Built in 1939, the wood-hulled yacht Moonglow, being operated single-handedly by the owner, collided with the Chilean submarine Thomson in heavy fog on September 11, 1994, in a busy shipping lane near Vancouver, B.C.
Although the yacht captain was not required by law to monitor the Vancouver Vessel Traffic System, doing so would have indicated the presence of the submarine, which was operating on the surface and making continual position reports with VTS.
A Canadian Coast Guard report concluded that the yacht captain failed to keep a proper lookout and was at least a mile from his intended position. The captain, who was on the foredeck securing the jib seconds before the collision, believed himself to be north of the shipping lane but was actually crossing the lane against the flow of traffic, according to reports.
Officers of the German-built, diesel-electric Thomson were reportedly plotting the submarine's course every few minutes by DGPS and radar. The 50-foot wooden yacht was not detected by radar, despite being equipped with a reflector mounted in the rig. Several seconds before the collision, one of the submarine's two lookouts reported the presence of the yacht at very close range on the port side, and the conning tower officer immediately ordered port full rudder and the engines full astern.

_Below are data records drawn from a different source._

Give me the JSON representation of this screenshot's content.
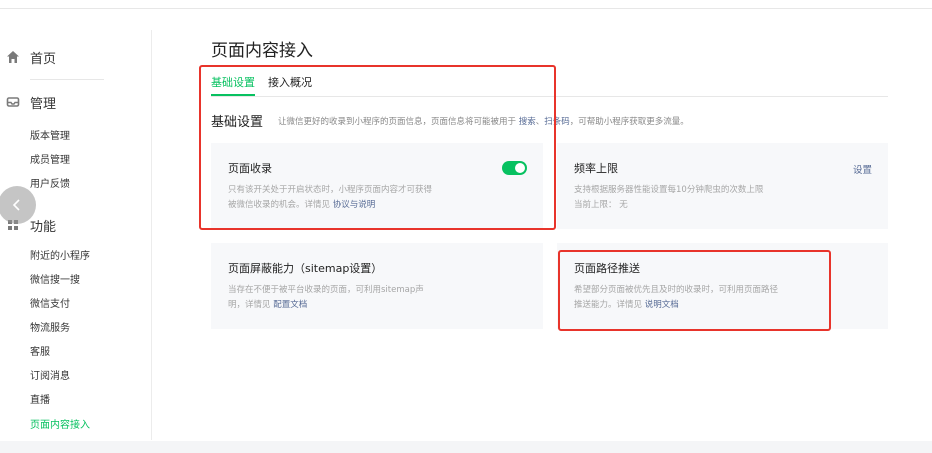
{
  "sidebar": {
    "home_label": "首页",
    "manage_label": "管理",
    "manage_items": [
      "版本管理",
      "成员管理",
      "用户反馈"
    ],
    "function_label": "功能",
    "function_items": [
      "附近的小程序",
      "微信搜一搜",
      "微信支付",
      "物流服务",
      "客服",
      "订阅消息",
      "直播",
      "页面内容接入"
    ],
    "active_item": "页面内容接入"
  },
  "page": {
    "title": "页面内容接入",
    "tabs": [
      {
        "label": "基础设置",
        "active": true
      },
      {
        "label": "接入概况",
        "active": false
      }
    ]
  },
  "section": {
    "title": "基础设置",
    "desc_prefix": "让微信更好的收录到小程序的页面信息，页面信息将可能被用于",
    "link_search": "搜索",
    "sep": "、",
    "link_scan": "扫条码",
    "desc_suffix": "，可帮助小程序获取更多流量。"
  },
  "cards": {
    "indexing": {
      "title": "页面收录",
      "desc_line1": "只有该开关处于开启状态时，小程序页面内容才可获得",
      "desc_line2_prefix": "被微信收录的机会。详情见",
      "link": "协议与说明",
      "toggle_on": true
    },
    "frequency": {
      "title": "频率上限",
      "action": "设置",
      "desc_line1": "支持根据服务器性能设置每10分钟爬虫的次数上限",
      "desc_line2": "当前上限： 无"
    },
    "blocking": {
      "title": "页面屏蔽能力（sitemap设置）",
      "desc_line1": "当存在不便于被平台收录的页面，可利用sitemap声",
      "desc_line2_prefix": "明，详情见",
      "link": "配置文档"
    },
    "push": {
      "title": "页面路径推送",
      "desc_line1": "希望部分页面被优先且及时的收录时，可利用页面路径",
      "desc_line2_prefix": "推送能力。详情见",
      "link": "说明文档"
    }
  },
  "colors": {
    "accent": "#07c160",
    "link": "#576b95",
    "highlight": "#e8342b"
  }
}
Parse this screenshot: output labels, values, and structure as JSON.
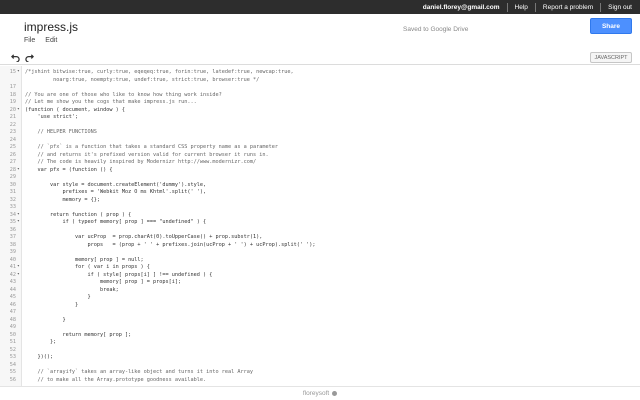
{
  "topbar": {
    "email": "daniel.florey@gmail.com",
    "help": "Help",
    "report": "Report a problem",
    "signout": "Sign out"
  },
  "header": {
    "title": "impress.js",
    "menu": [
      "File",
      "Edit"
    ],
    "saved": "Saved to Google Drive",
    "share": "Share"
  },
  "toolbar": {
    "undo_icon": "undo-icon",
    "redo_icon": "redo-icon",
    "mode": "JAVASCRIPT"
  },
  "editor": {
    "lines": [
      {
        "n": "15",
        "fold": true,
        "code": "/*jshint bitwise:true, curly:true, eqeqeq:true, forin:true, latedef:true, newcap:true,",
        "comment": true
      },
      {
        "n": "",
        "fold": false,
        "code": "         noarg:true, noempty:true, undef:true, strict:true, browser:true */",
        "comment": true
      },
      {
        "n": "17",
        "fold": false,
        "code": "",
        "comment": false
      },
      {
        "n": "18",
        "fold": false,
        "code": "// You are one of those who like to know how thing work inside?",
        "comment": true
      },
      {
        "n": "19",
        "fold": false,
        "code": "// Let me show you the cogs that make impress.js run...",
        "comment": true
      },
      {
        "n": "20",
        "fold": true,
        "code": "(function ( document, window ) {",
        "comment": false
      },
      {
        "n": "21",
        "fold": false,
        "code": "    'use strict';",
        "comment": false
      },
      {
        "n": "22",
        "fold": false,
        "code": "",
        "comment": false
      },
      {
        "n": "23",
        "fold": false,
        "code": "    // HELPER FUNCTIONS",
        "comment": true
      },
      {
        "n": "24",
        "fold": false,
        "code": "",
        "comment": false
      },
      {
        "n": "25",
        "fold": false,
        "code": "    // `pfx` is a function that takes a standard CSS property name as a parameter",
        "comment": true
      },
      {
        "n": "26",
        "fold": false,
        "code": "    // and returns it's prefixed version valid for current browser it runs in.",
        "comment": true
      },
      {
        "n": "27",
        "fold": false,
        "code": "    // The code is heavily inspired by Modernizr http://www.modernizr.com/",
        "comment": true
      },
      {
        "n": "28",
        "fold": true,
        "code": "    var pfx = (function () {",
        "comment": false
      },
      {
        "n": "29",
        "fold": false,
        "code": "",
        "comment": false
      },
      {
        "n": "30",
        "fold": false,
        "code": "        var style = document.createElement('dummy').style,",
        "comment": false
      },
      {
        "n": "31",
        "fold": false,
        "code": "            prefixes = 'Webkit Moz O ms Khtml'.split(' '),",
        "comment": false
      },
      {
        "n": "32",
        "fold": false,
        "code": "            memory = {};",
        "comment": false
      },
      {
        "n": "33",
        "fold": false,
        "code": "",
        "comment": false
      },
      {
        "n": "34",
        "fold": true,
        "code": "        return function ( prop ) {",
        "comment": false
      },
      {
        "n": "35",
        "fold": true,
        "code": "            if ( typeof memory[ prop ] === \"undefined\" ) {",
        "comment": false
      },
      {
        "n": "36",
        "fold": false,
        "code": "",
        "comment": false
      },
      {
        "n": "37",
        "fold": false,
        "code": "                var ucProp  = prop.charAt(0).toUpperCase() + prop.substr(1),",
        "comment": false
      },
      {
        "n": "38",
        "fold": false,
        "code": "                    props   = (prop + ' ' + prefixes.join(ucProp + ' ') + ucProp).split(' ');",
        "comment": false
      },
      {
        "n": "39",
        "fold": false,
        "code": "",
        "comment": false
      },
      {
        "n": "40",
        "fold": false,
        "code": "                memory[ prop ] = null;",
        "comment": false
      },
      {
        "n": "41",
        "fold": true,
        "code": "                for ( var i in props ) {",
        "comment": false
      },
      {
        "n": "42",
        "fold": true,
        "code": "                    if ( style[ props[i] ] !== undefined ) {",
        "comment": false
      },
      {
        "n": "43",
        "fold": false,
        "code": "                        memory[ prop ] = props[i];",
        "comment": false
      },
      {
        "n": "44",
        "fold": false,
        "code": "                        break;",
        "comment": false
      },
      {
        "n": "45",
        "fold": false,
        "code": "                    }",
        "comment": false
      },
      {
        "n": "46",
        "fold": false,
        "code": "                }",
        "comment": false
      },
      {
        "n": "47",
        "fold": false,
        "code": "",
        "comment": false
      },
      {
        "n": "48",
        "fold": false,
        "code": "            }",
        "comment": false
      },
      {
        "n": "49",
        "fold": false,
        "code": "",
        "comment": false
      },
      {
        "n": "50",
        "fold": false,
        "code": "            return memory[ prop ];",
        "comment": false
      },
      {
        "n": "51",
        "fold": false,
        "code": "        };",
        "comment": false
      },
      {
        "n": "52",
        "fold": false,
        "code": "",
        "comment": false
      },
      {
        "n": "53",
        "fold": false,
        "code": "    })();",
        "comment": false
      },
      {
        "n": "54",
        "fold": false,
        "code": "",
        "comment": false
      },
      {
        "n": "55",
        "fold": false,
        "code": "    // `arrayify` takes an array-like object and turns it into real Array",
        "comment": true
      },
      {
        "n": "56",
        "fold": false,
        "code": "    // to make all the Array.prototype goodness available.",
        "comment": true
      }
    ]
  },
  "footer": {
    "brand": "floreysoft"
  }
}
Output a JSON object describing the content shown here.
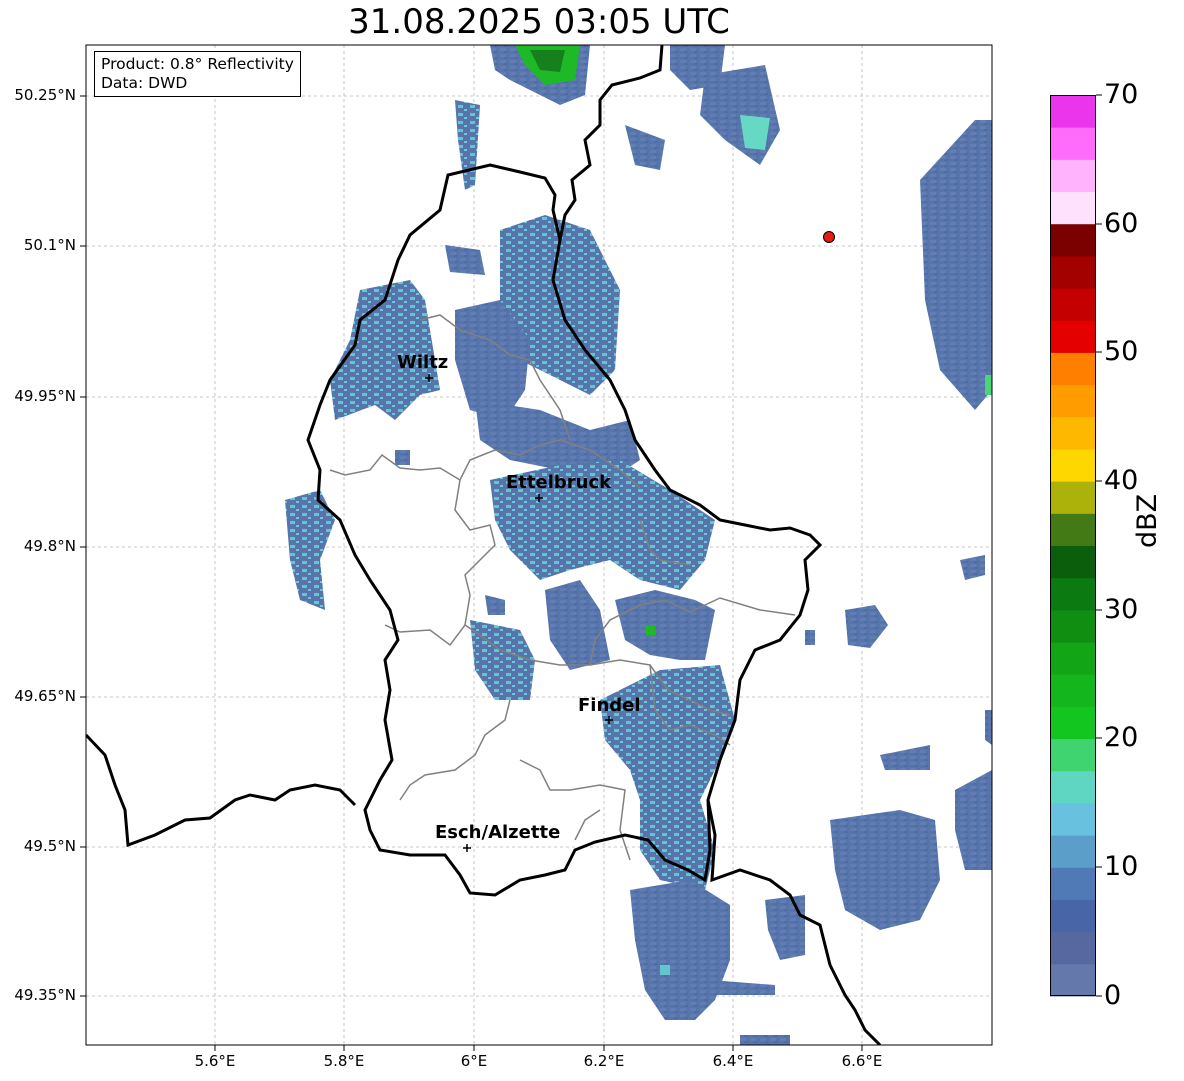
{
  "title": "31.08.2025 03:05 UTC",
  "info_box": {
    "product": "Product: 0.8° Reflectivity",
    "data": "Data: DWD"
  },
  "map": {
    "lat_labels": [
      "50.25°N",
      "50.1°N",
      "49.95°N",
      "49.8°N",
      "49.65°N",
      "49.5°N",
      "49.35°N"
    ],
    "lon_labels": [
      "5.6°E",
      "5.8°E",
      "6°E",
      "6.2°E",
      "6.4°E",
      "6.6°E"
    ],
    "cities": [
      {
        "name": "Wiltz"
      },
      {
        "name": "Ettelbruck"
      },
      {
        "name": "Findel"
      },
      {
        "name": "Esch/Alzette"
      }
    ],
    "marker": "red-dot"
  },
  "colorbar": {
    "label": "dBZ",
    "ticks": [
      "0",
      "10",
      "20",
      "30",
      "40",
      "50",
      "60",
      "70"
    ],
    "colors": [
      "#6578ab",
      "#56689f",
      "#4865a8",
      "#4f7ab6",
      "#5b9ec9",
      "#68c1de",
      "#5fd6c1",
      "#3fd46f",
      "#13c61f",
      "#13b61c",
      "#12a516",
      "#0f8e12",
      "#0b7a10",
      "#0a5e0c",
      "#447a16",
      "#adb20b",
      "#fed600",
      "#ffb800",
      "#ff9c00",
      "#ff7f00",
      "#e40000",
      "#c50000",
      "#a30000",
      "#7b0000",
      "#fde1fd",
      "#ffb3fd",
      "#ff6cfb",
      "#eb35ec"
    ]
  },
  "colors": {
    "border_country": "#000000",
    "border_canton": "#808080",
    "radar": "#4e6ea6",
    "radar_light": "#5bc4cc",
    "radar_green": "#13b61c",
    "marker": "#e41a1c"
  }
}
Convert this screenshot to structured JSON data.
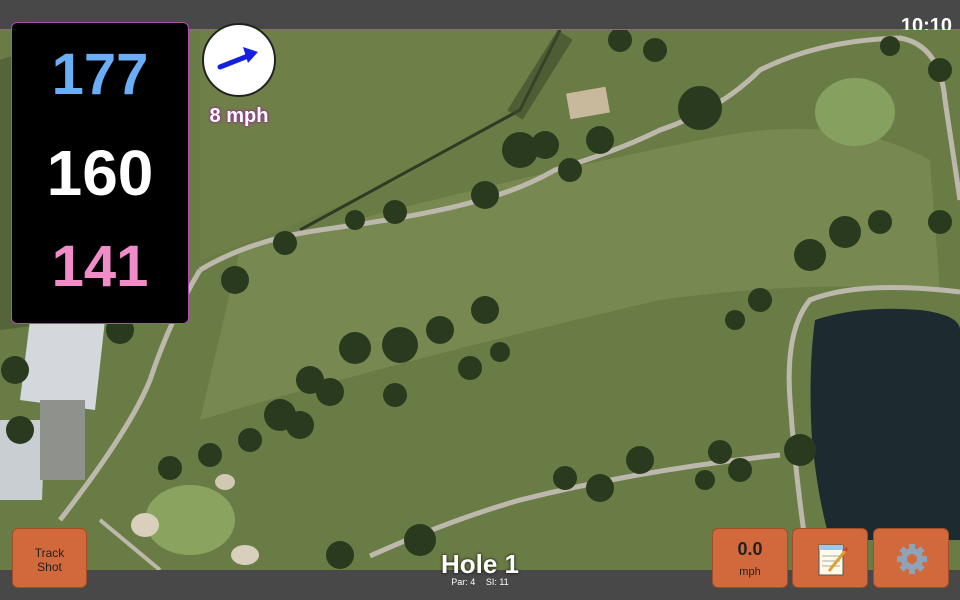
{
  "status": {
    "time": "10:10"
  },
  "distances": {
    "back": "177",
    "middle": "160",
    "front": "141"
  },
  "wind": {
    "speed_label": "8 mph",
    "direction_icon": "arrow-icon"
  },
  "hole": {
    "title": "Hole 1",
    "par_label": "Par: 4",
    "si_label": "SI: 11"
  },
  "buttons": {
    "track_shot_line1": "Track",
    "track_shot_line2": "Shot",
    "wind_speed_value": "0.0",
    "wind_speed_unit": "mph",
    "scorecard_icon": "notepad-icon",
    "settings_icon": "gear-icon"
  },
  "colors": {
    "back": "#6aaef5",
    "middle": "#ffffff",
    "front": "#f08cc8",
    "button": "#d2693c",
    "accent": "#b04fb0"
  }
}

The submarine's bow struck the yacht's starboard quarter at a 30° angle, according to reports, and the yacht disappeared in the fog. Moonglow filled with water and quickly sank, and the captain clung to floating debris until being rescued by the Chilean crew.
The Chilean government awarded the captain an unspecified sum for the loss of his vessel in December 1996. "I don't think they wanted the bad press," said a National Transportation Safety Board official in Ottawa. "But the operator of Moonglow was clearly at fault."